Steve Watson

No. 34
- Position: Linebacker

Personal information
- Born: April 9, 1982 (age 43) St. Charles, Missouri, U.S.
- Height: 6 ft 3 in (1.91 m)
- Weight: 250 lb (113 kg)

Career information
- College: Missouri State
- NFL draft: 2005: undrafted

Career history
- San Jose SaberCats (2007–2008); Tulsa Talons (2010); Dallas Vigilantes (2011);

Awards and highlights
- ArenaBowl champion (2007); 2× First-team All-Arena (2008, 2010);

Career Arena League statistics
- Tackles: 201.0
- Sacks: 18.0
- Forced Fumbles: 7
- Fumble Recoveries: 7
- Interceptions: 1
- Stats at ArenaFan.com

= Steve Watson (linebacker) =

American football player (born 1982)

Steve Watson (born April 9, 1982) is an American former professional football linebacker who played in the Arena Football League (AFL) with the San Jose SaberCats, Tulsa Talons, and Dallas Vigilantes. He won an ArenaBowl with the SaberCats in 2007.

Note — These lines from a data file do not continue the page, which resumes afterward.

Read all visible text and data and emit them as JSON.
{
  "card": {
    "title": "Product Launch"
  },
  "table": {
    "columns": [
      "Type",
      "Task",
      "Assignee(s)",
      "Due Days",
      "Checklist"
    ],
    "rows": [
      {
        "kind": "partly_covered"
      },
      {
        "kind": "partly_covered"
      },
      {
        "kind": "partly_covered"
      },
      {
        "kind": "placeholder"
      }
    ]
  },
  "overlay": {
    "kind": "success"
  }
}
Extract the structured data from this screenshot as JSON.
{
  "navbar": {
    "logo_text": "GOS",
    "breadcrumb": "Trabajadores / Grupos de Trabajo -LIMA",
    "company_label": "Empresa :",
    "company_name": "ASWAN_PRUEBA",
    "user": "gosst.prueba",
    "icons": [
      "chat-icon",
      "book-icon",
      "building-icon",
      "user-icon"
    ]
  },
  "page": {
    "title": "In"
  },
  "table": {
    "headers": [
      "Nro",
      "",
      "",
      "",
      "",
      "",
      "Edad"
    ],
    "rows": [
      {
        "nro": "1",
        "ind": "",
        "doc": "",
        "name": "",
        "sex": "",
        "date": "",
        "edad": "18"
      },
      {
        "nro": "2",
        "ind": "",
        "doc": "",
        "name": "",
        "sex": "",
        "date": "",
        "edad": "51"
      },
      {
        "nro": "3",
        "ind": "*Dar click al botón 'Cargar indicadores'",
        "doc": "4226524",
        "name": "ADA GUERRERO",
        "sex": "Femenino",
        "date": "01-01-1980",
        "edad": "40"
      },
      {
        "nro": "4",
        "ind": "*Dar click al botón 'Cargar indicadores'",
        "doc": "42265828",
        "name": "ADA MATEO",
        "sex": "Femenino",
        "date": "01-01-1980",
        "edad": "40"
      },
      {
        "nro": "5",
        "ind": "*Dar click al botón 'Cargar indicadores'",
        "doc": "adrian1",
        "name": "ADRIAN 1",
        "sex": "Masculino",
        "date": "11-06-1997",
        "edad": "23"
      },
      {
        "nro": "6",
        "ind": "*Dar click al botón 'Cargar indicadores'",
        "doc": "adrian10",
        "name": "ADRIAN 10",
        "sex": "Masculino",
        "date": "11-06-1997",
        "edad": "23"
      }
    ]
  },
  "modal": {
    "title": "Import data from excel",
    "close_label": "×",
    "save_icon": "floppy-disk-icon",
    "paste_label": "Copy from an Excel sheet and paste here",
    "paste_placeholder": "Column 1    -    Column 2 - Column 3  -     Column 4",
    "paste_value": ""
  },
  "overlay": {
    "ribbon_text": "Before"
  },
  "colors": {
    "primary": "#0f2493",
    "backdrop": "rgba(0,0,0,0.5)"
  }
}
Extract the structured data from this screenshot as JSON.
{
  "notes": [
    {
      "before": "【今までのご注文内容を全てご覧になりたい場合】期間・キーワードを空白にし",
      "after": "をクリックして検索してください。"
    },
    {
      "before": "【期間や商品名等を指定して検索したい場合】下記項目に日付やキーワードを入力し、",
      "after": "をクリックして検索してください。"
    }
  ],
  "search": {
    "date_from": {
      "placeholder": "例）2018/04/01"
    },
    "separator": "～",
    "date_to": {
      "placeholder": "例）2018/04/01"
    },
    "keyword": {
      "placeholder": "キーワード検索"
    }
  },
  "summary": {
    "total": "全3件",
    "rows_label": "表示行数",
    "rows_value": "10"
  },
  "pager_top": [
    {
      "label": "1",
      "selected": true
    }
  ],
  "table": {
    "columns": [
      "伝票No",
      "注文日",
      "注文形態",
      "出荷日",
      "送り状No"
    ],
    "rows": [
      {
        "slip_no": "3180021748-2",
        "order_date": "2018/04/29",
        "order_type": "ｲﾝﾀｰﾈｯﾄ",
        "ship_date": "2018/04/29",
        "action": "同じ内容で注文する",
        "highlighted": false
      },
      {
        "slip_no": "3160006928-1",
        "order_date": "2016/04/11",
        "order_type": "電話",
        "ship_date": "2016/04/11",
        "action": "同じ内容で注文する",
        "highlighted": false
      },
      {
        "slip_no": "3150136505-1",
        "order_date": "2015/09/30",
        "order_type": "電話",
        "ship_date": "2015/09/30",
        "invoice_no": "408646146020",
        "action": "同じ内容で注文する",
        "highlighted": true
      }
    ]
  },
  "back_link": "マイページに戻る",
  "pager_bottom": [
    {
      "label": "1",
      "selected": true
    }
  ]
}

Watson played football at Missouri State University (then Southwest Missouri State University) from 2001 to 2004. He was a starter during his final two years at the school; at the end of his collegiate career, he had tallied some 238 tackles and 11 sacks. Following the NFL draft, where he was not selected, Watson opted to join the San Jose SaberCats of the Arena Football League. Waston proved an instant success with the SaberCats; as a rookie, he tallied 64 tackles (46 solo) as the SaberCats cruised to ArenaBowl XXI (where they defeated the Columbus Destroyers for their third AFL championship). Watson emerged as one of the league's best linebackers in his second season; he was a First Team All-Arena selection at the end of the season.

Watson's career was interrupted by the league's 2009 suspension of operations. When the AFL resumed play one season later, Watson signed with the Tulsa Talons. Watson equaled his fantastic play from 2008; at the end of the 2010 season, he was again a first-team All-Arena selection. Watson signed with the Dallas Vigilantes in early 2011; he played in Dallas for one year.